Из соседней комнаты доносилось радостное щебетание Амариллис и голос жениха.
Юлиан схватил свою дорогую, настоящую, либурискую трирему, стоившую ему столько трудов, сломал мачту, сорвал паруса, перепутал снасти, растоптал, изуродовал корабль, не говоря ни слова, с тихою яростью, к ужасу Психеи.

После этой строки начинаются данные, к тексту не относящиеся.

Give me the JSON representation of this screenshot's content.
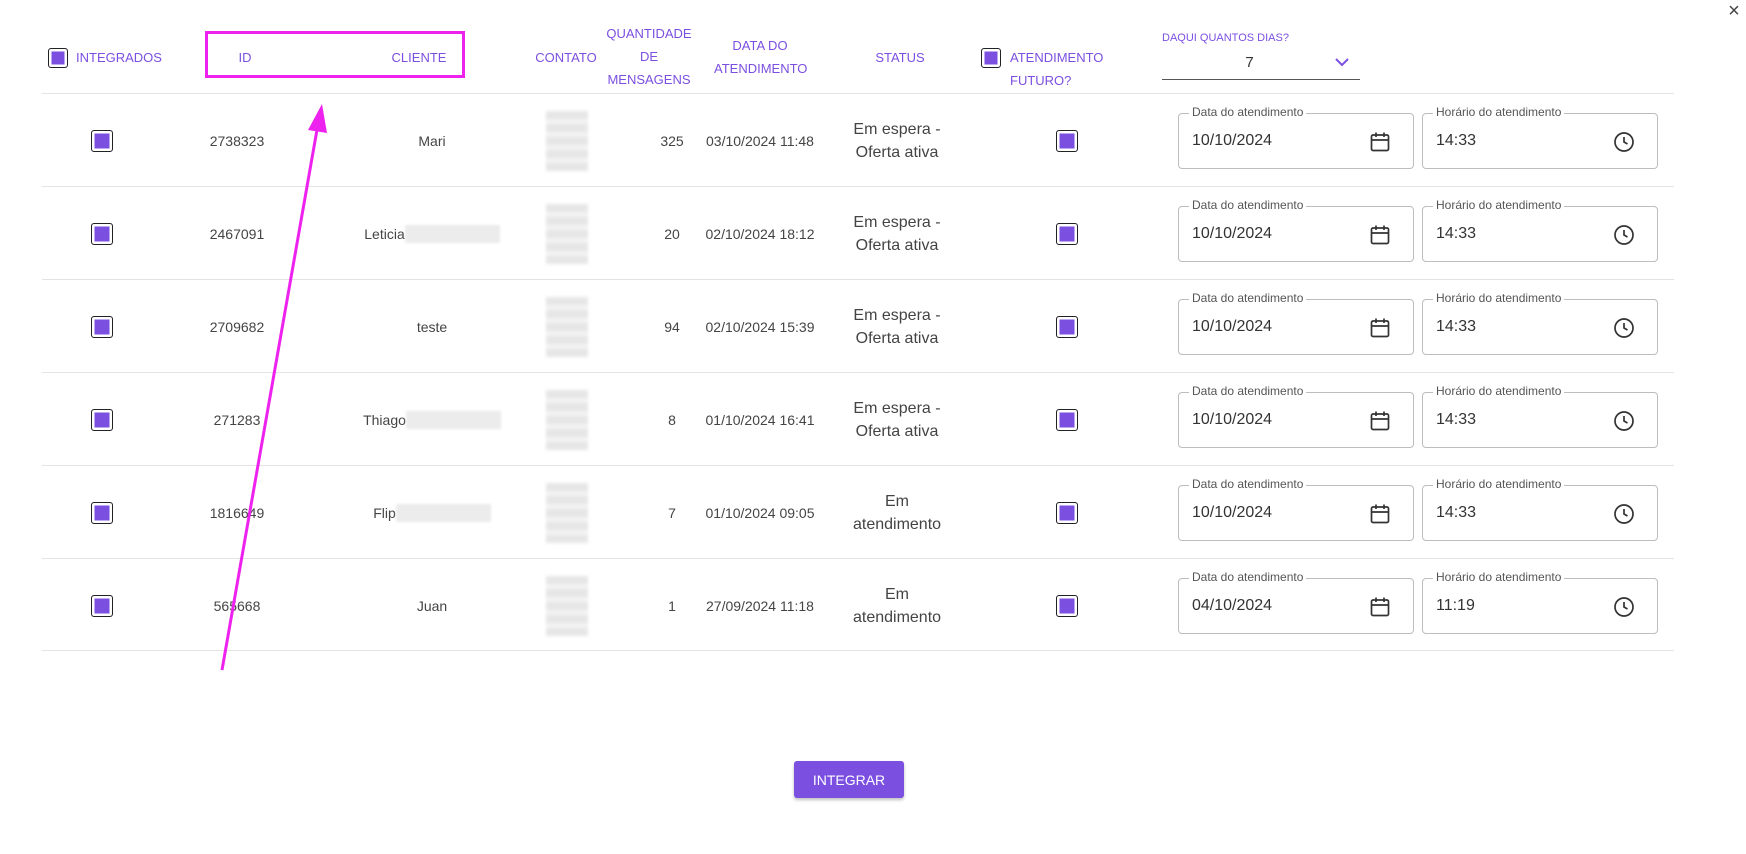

Амариллис вернулась. На лице ее были следы чужого счастья – тот избыток жизни, чрезмерная радость любви, когда молодым девушкам все равно, кого обнимать и целовать.
– Юлиан, прости меня; я обидела тебя. Ну, прости же, дорогой мой! Видишь, как я тебя люблю… люблю…
И прежде чем он успел опомниться, Амариллис, откинув тунику, обвила его шею голыми, свежими руками. Сердце его упало от сладкого страха: он увидел так близко от себя, как никогда еще, большие, влажно-черные глаза; от нее пахло сильно, как от цветов. Голова мальчика закружилась. Она прижимала тело его к своей груди. Он закрыл глаза и почувствовал на губах поцелуй.
– Амариллис! Амариллис! Где же ты?
Это был голос самосца. Юлиан изо всей силы оттолкнул девушку. Сердце его сжалось от боли и ненависти.
Он закричал: «Оставь, оставь меня!» – вырвался и убежал.
– Юлиан! Юлиан!
Не слушая, бежал он прочь из дома, через виноградник, через кипарисовую рощу и остановился только у храма Афродиты.
Он слышал, как его звали; слышал веселый голос Диофаны, возвещавшей, что инбирное печенье готово, и не отвечал. Его искали. Он спрятался в лавровых кустах у подножья Эроса и переждал. Подумали, что он убежал в Мацеллум: в доме привыкли к его угрюмым странностям.
Когда все утихло, он вышел из засады и взглянул на храм богини любви.
Храм стоял на холме, открытый со всех сторон. Белый мрамор ионических колонн, облитый солнцем, с негой купался в лазури; и темная теплая лазурь радовалась, обнимая этот мрамор, холодный и белый как снег; по обоим углам фронтон увенчан был двумя акротэрами в виде грифонов: с поднятою когтистою лапою, с открытыми орлиными клювами, с круглыми женскими сосцами вырезывались они гордыми, строгими очертаниями на голубых небесах.
Юлиан по ступеням вошел в портик, тихонько отворил незапертую медную дверь и вступил во внутренность храма, в священный наос.
На него повеяло тишиной и прохладой.
Склонившееся солнце еще озаряло верхний ряд капителей с тонкими завитками, похожими на кудри; а внизу был уже сумрак. С треножника пахло пеплом сожженной мирры.
Юлиан робко поднял глаза, прислонившись к стене, притаив дыхание, – и замер.
Это была она. Под открытым небом стояла посредине храма только что из пены рожденная, холодная, белая Афродита-Анадиомена, во всей своей нестыдящейся наготе. Богиня как будто с улыбкой смотрела на небо и море, удивляясь прелести мира, еще не зная, что это – ее собственная прелесть, отраженная в небе и море, как в вечных зеркалах. Прикосновение одежд не оскверняло ее. Такой стояла она там, вся целомудренная и вся нагая, как это безоблачное, почти черно-синее небо над ее головой.
Юлиан смотрел ненасытно. Время остановилось. Вдруг он почувствовал, что трепет благоговения пробежал по телу его. И мальчик в темных монашеских одеждах опустился на колени перед Афродитой, подняв лицо, прижав руки к сердцу.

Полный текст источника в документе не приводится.